Tokoh-tokoh para pengumpul pertama hadist yang tercatat dalam sejarah:

1.      Ibnu Juraij, di kota Mekkah (80 H/669 M-150 H/767 M)Di Kota Mekkah.
2.      Ibnu Ishaq (...H/ 151 M-...H/768M), Ibnu Abi Dzi’bin Dan Malik Ibn Anas (93 H/703 M-179 H/798 M) Di Kota Madinah.
3.      Ar-Rabi’ Ibn Shabih (...H/...M-160 H/777 M), Hammad Ibn Salamah (176 H) dan Said Ibn Abi Arubah (156 H/773 M) Di Kota Bashrah.
4.      Sufyan ats-Tsaury (161 H) Di Kufah.
5.      Al-Auza’y (196 H) Di Kota Syam.
6.      Husyaim al-Wasyithy (104 H/772 M-188 H/804 M) Di Kota Washith.
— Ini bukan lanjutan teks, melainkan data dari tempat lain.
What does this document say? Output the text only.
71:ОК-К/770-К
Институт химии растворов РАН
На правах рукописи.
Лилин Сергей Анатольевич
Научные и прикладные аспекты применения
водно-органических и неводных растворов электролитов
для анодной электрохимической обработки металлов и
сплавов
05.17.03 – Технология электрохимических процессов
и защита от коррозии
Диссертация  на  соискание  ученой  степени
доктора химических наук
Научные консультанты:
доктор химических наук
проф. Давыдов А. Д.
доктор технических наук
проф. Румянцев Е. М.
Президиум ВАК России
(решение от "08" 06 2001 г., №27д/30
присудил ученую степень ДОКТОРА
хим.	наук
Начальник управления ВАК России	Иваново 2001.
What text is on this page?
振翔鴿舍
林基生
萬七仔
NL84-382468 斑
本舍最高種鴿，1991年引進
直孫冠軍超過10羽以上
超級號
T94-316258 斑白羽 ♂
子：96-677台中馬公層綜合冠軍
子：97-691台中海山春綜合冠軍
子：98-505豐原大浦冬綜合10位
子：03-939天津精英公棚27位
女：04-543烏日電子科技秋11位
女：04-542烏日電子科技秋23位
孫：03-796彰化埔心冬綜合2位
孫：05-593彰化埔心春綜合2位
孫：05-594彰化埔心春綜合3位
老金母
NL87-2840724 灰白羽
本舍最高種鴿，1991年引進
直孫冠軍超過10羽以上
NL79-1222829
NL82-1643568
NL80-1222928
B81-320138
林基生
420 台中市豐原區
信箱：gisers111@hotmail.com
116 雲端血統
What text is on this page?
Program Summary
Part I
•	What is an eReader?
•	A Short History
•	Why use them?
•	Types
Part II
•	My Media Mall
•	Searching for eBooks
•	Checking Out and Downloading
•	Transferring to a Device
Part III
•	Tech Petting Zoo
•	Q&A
7.      Ma’mar al-Azdy (95 H/753 M-153 H/770 M) Di Yaman.
8.      Jarir adh-Dhabby (110 H/728 M-188 H/804 M) Di Rey.
9.      Ibnu al-Mubarak (118 H/735 M-181 H/797 M) Di Khurasan.
10.  Al-Laits Sa’ad (175 H) Di Mesir.
Demikianlah yang saya sampaikan makalah tentang kodifikasi hadits secara resmi semoga bermanfaat.